The total order amount in NY is $1,000 for 10 orders and $100 for 2 orders in PA.
With an average calculation, the average purchase order is $1100/12 = $91.67.
This means that NY influenced the results here due to the higher-order volume and purchase amount. Therefore, this is not a good representative example of PA average order amount.
With an average of averages ($1000/10 +$100/2)/2 = $75, which is a $16 difference from the averaged calculation above.
Having the right method to deal with edge cases in your data can have a serious impact on the calculation of your test results.
That’s why there is no “one method fits all” but rather a carefully crafted calculation based on each brand’s business model.
4. Pay attention to seasonality
Choosing the right time to start running your test is crucial.
When you’re looking at your KPIs, take into consideration the normal trends of behavior for your users.
One example that comes to mind is if you decided to launch your test around the holiday season, particularly when it falls on Black Friday and Cyber Monday.
The results of your campaign will output a larger lift than the control group in this case because it’s not the right indicator of how the campaign would have performed had there not been any special events during that time.

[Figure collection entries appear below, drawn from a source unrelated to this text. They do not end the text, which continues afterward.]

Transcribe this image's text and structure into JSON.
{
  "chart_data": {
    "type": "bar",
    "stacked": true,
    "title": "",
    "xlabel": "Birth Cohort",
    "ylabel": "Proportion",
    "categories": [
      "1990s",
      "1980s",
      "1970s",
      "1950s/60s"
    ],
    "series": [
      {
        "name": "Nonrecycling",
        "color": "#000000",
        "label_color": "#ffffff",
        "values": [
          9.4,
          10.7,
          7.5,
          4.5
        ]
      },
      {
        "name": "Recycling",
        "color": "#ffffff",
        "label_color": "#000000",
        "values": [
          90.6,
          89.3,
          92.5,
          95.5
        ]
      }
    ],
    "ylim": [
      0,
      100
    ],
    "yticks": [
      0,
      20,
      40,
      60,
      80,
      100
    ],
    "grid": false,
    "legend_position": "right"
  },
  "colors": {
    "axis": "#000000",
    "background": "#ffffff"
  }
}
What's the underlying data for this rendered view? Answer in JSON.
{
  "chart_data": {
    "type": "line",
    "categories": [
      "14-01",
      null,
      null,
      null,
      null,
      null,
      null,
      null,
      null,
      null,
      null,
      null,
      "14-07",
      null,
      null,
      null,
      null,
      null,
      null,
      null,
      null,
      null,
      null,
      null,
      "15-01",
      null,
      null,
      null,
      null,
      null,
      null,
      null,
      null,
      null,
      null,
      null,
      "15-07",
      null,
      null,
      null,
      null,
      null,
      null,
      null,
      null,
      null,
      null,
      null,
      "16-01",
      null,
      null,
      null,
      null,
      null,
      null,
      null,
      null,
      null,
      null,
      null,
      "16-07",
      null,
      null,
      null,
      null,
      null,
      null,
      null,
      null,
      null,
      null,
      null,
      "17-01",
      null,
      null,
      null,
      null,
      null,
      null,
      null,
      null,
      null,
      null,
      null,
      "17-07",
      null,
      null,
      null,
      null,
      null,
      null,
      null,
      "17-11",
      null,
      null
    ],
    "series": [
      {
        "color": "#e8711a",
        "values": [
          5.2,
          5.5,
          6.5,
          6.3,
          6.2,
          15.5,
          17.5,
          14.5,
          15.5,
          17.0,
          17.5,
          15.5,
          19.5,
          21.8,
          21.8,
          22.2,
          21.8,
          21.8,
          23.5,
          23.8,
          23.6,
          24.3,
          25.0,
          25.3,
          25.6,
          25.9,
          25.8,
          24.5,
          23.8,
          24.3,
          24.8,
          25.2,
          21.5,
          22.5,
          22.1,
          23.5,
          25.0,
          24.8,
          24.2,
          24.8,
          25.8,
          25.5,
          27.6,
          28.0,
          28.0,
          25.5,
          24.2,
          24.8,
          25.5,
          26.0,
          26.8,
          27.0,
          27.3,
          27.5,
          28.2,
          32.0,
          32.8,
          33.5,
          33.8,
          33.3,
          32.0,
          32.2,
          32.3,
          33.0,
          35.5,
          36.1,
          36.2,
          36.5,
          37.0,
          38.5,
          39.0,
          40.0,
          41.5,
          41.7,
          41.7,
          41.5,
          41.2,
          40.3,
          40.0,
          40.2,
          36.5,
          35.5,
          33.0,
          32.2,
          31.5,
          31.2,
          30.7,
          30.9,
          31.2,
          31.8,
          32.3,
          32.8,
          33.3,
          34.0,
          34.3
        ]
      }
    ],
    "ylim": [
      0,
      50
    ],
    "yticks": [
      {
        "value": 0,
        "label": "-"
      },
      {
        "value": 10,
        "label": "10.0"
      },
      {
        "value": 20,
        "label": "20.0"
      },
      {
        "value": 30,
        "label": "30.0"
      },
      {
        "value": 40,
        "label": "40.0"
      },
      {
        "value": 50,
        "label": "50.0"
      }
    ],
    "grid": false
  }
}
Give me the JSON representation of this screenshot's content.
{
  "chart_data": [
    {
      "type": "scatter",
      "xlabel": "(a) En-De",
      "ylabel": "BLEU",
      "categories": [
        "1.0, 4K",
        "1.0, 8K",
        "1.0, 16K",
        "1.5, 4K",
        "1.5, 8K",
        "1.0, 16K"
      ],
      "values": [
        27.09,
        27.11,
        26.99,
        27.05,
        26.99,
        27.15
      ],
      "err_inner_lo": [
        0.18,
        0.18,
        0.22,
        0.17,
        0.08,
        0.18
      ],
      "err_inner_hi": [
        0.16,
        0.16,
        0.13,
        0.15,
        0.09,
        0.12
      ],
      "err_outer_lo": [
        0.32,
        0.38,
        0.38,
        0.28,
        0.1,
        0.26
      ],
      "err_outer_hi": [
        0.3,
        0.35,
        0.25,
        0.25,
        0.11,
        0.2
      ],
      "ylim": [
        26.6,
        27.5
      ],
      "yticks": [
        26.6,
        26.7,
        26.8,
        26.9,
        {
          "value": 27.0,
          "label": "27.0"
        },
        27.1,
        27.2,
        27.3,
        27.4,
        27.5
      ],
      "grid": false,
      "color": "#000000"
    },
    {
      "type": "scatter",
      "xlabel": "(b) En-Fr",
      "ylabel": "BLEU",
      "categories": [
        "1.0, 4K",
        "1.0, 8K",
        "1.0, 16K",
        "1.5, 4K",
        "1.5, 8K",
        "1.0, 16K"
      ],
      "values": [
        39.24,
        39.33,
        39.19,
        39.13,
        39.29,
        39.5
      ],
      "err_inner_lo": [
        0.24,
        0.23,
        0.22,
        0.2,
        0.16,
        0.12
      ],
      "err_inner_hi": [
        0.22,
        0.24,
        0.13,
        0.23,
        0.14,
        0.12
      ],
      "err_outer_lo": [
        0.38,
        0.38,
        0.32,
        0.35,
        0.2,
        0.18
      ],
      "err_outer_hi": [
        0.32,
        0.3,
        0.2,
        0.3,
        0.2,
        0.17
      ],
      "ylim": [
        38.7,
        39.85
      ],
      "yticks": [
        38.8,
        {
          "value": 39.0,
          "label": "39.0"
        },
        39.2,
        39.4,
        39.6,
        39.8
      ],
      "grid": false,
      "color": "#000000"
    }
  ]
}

Keep in mind other major events or market trends happening when you want to run a test to prevent shifting the data unnecessarily.
5. Establishing the right process to ingest and review the data from your test
All of your efforts could go to waste if you are not able to analyze the results properly and better yet, take immediate action. Properly analyzing and reporting on your test results is a long and expensive process and can really drain your resources (particularly for your data team).
Since some networks provide partial raw data or none at all, AppsFlyer closes the gap by providing an easy way to ingest the raw data you need to make informed decisions.
And we don’t stop there. Given AppsFlyer’s extensive experience in data visualization, we are working on providing some powerful visuals for your A/B testing and reporting needs.
Final words
Leading companies will agree on the importance of a test and learn mindset.
With remarketing budgets growing and advertisers experimenting with different placements, networks and ad formats, understanding the true impact of your remarketing efforts is crucial in making budgeting decisions and justifying scale.
More and more brands are developing testing methods to optimize their marketing program, and AppsFlyer is keeping up with the demand to provide high-end solutions for advanced marketing needs.